Abou Zuhri : Avec l’accord [de réconciliation] Shati de 2014 entre le Hamas et le Fatah, le Hamas a accepté de transférer l’autorité à l’autre partie [le Fatah] et que cette partie assume la responsabilité de [l’administration de] Gaza. Autrement dit, nous n’étions déjà plus responsables de Gaza. Mais l’autre partie [le Fatah] ne s’est pas acquittée de sa responsabilité, et un vide administratif et juridique s’est créé dans la bande de Gaza. Afin de résoudre ce problème, nous avons formé un personnel administratif à Gaza. L’accord récent au Caire oblige le gouvernement de Palestine [le gouvernement de l’Autorité palestinienne] à remplir ses obligations à Gaza et nous soulage du joug de la responsabilité que nous avons été forcés d’accepter par le passé.

Cela n’a rien à voir avec le déclin de la popularité du Hamas. Notre popularité à Gaza est forte et a encore augmenté après la réconciliation nationale. Le gouvernement de Palestine dispose d’un budget pour administrer l’Etat et reçoit de l’aide de la part de différents pays. Par conséquent, il doit prendre en charge les dépenses de la population. Nous n’avons pas de budget [pour cela].

L’un des objectifs de la réconciliation est la levée du siège de Gaza

Q : Avec l’accord de réconciliation, y a-t-il un espoir que dans un proche avenir, le siège de Gaza soit levé ?

Abou Zuhri : L’un de nos principaux objectifs [avec l’accord] était [d’obtenir] la levée du siège de Gaza. Nous déploierons des efforts pour résoudre les problèmes de la population de cette région [Gaza], pour qu’elle puisse avoir une vie normale.

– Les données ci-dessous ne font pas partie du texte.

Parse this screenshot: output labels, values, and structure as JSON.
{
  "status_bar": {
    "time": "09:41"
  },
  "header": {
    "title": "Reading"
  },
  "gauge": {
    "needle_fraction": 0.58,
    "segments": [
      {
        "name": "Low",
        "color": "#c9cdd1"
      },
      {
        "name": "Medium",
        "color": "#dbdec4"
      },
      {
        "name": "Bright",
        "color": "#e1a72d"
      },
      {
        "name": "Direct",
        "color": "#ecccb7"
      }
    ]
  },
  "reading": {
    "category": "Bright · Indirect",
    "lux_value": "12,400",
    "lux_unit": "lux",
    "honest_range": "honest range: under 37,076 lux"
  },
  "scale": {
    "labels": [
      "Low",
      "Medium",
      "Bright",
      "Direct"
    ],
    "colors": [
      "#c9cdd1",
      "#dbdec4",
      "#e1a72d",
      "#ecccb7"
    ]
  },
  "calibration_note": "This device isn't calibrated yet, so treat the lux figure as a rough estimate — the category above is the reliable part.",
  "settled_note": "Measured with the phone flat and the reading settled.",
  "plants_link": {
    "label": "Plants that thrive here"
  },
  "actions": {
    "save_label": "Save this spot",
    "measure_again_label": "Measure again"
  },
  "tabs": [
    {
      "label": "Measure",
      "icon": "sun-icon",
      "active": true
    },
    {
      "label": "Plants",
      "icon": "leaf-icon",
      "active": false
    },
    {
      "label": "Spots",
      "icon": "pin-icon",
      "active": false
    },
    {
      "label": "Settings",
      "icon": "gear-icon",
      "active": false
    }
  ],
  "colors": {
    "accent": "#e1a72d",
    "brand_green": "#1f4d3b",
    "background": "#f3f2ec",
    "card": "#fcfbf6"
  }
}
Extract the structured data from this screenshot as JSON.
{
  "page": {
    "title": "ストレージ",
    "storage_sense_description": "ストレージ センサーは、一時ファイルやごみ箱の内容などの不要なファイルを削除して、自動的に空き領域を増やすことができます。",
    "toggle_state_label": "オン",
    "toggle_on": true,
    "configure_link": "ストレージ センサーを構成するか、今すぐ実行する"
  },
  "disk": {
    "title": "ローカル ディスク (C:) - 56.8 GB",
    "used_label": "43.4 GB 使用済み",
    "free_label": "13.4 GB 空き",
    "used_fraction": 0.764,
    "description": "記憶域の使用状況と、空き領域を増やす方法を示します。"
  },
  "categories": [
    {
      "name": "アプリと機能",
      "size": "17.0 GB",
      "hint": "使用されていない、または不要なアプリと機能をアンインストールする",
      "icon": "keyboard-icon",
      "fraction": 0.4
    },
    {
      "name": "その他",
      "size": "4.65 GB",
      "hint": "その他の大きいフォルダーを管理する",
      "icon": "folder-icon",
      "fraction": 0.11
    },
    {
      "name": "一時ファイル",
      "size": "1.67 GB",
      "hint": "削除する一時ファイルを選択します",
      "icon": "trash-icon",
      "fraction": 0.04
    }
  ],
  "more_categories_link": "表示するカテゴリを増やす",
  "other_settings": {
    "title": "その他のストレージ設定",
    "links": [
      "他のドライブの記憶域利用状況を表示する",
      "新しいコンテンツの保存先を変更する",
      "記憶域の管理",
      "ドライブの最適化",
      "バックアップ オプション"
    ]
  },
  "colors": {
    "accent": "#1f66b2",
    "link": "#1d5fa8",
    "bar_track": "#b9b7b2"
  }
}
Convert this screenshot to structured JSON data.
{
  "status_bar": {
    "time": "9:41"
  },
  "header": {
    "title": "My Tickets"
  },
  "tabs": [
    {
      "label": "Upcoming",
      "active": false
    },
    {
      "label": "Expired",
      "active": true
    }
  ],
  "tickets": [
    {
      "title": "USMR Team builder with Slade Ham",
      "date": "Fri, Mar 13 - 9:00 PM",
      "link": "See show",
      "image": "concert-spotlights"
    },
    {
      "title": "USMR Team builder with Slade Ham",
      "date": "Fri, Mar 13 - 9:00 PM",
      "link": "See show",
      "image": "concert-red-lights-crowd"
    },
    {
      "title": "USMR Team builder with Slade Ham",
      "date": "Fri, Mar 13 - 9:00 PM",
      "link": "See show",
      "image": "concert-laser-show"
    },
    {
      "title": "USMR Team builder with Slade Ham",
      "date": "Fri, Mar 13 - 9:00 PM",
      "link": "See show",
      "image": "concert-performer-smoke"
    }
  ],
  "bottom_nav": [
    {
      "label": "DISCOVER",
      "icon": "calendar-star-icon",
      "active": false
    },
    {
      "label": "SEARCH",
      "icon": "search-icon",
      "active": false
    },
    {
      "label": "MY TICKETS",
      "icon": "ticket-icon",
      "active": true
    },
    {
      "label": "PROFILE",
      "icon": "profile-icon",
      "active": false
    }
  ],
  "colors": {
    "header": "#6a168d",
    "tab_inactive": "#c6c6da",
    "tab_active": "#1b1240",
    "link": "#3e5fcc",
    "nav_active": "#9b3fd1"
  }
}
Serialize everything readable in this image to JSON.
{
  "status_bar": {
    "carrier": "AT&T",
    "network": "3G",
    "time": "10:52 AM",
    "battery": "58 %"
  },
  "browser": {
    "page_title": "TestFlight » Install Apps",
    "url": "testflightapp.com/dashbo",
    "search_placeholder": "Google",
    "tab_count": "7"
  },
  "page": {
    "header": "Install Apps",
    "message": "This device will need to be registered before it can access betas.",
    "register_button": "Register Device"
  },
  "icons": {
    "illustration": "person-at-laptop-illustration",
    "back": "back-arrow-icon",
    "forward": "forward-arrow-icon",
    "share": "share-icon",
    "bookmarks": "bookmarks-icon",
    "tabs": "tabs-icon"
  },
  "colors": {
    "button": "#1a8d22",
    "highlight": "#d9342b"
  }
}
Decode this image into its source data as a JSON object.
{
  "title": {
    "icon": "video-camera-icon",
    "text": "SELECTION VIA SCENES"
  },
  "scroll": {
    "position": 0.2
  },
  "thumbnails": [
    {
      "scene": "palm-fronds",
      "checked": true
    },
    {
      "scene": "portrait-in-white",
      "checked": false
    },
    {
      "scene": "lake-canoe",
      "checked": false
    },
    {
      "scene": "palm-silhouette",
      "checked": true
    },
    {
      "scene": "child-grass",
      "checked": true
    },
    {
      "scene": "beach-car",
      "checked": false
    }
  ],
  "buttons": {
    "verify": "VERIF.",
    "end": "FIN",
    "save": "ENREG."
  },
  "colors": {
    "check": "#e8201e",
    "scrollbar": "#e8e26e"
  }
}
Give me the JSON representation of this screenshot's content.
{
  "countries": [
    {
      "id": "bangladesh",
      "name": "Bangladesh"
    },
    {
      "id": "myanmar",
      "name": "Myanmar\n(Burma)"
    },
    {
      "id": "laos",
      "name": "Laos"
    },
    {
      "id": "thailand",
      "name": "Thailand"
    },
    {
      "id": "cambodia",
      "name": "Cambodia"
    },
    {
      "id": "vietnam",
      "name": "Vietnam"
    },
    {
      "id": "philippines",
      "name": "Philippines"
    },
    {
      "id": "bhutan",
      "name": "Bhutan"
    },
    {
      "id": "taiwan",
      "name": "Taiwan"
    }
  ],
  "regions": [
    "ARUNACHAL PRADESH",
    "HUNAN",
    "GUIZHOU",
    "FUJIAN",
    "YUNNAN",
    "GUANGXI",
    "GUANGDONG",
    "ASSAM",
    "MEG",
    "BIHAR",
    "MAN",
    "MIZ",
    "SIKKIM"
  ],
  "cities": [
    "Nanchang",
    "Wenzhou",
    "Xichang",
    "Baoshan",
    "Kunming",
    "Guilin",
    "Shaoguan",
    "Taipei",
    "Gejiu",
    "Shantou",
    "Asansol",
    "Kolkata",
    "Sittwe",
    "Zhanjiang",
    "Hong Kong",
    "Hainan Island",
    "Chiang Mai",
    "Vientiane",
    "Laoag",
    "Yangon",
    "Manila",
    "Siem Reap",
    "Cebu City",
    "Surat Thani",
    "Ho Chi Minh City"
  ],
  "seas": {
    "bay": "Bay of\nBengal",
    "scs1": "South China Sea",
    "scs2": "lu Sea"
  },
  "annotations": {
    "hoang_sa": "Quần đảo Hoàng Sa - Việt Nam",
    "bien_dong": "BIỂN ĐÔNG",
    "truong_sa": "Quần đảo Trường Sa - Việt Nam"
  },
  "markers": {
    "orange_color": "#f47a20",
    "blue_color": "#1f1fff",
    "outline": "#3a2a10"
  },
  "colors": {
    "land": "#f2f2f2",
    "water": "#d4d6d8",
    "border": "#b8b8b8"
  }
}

Q : Ces dernières années, le courant takfiri créé qu sein du monde islamique a hissé la question palestinienne au premier rang des priorités du monde islamique et des pays arabes. Aujourd’hui, l’Etat islamique (EI) est vaincu. Y a-t-il une chance que la Palestine redevienne la priorité dans le monde islamique ?

Abou Zuhri : Malheureusement, ces dernières années, le monde islamique a connu les pires des situations, et la question de la Palestine a été écartée. Nous investissons des efforts pour que cette question devienne la priorité, dans la région et dans le monde. Par conséquent, nous avons pris l’initiative de la réconciliation nationale et de l’extension des relations [avec diverses parties].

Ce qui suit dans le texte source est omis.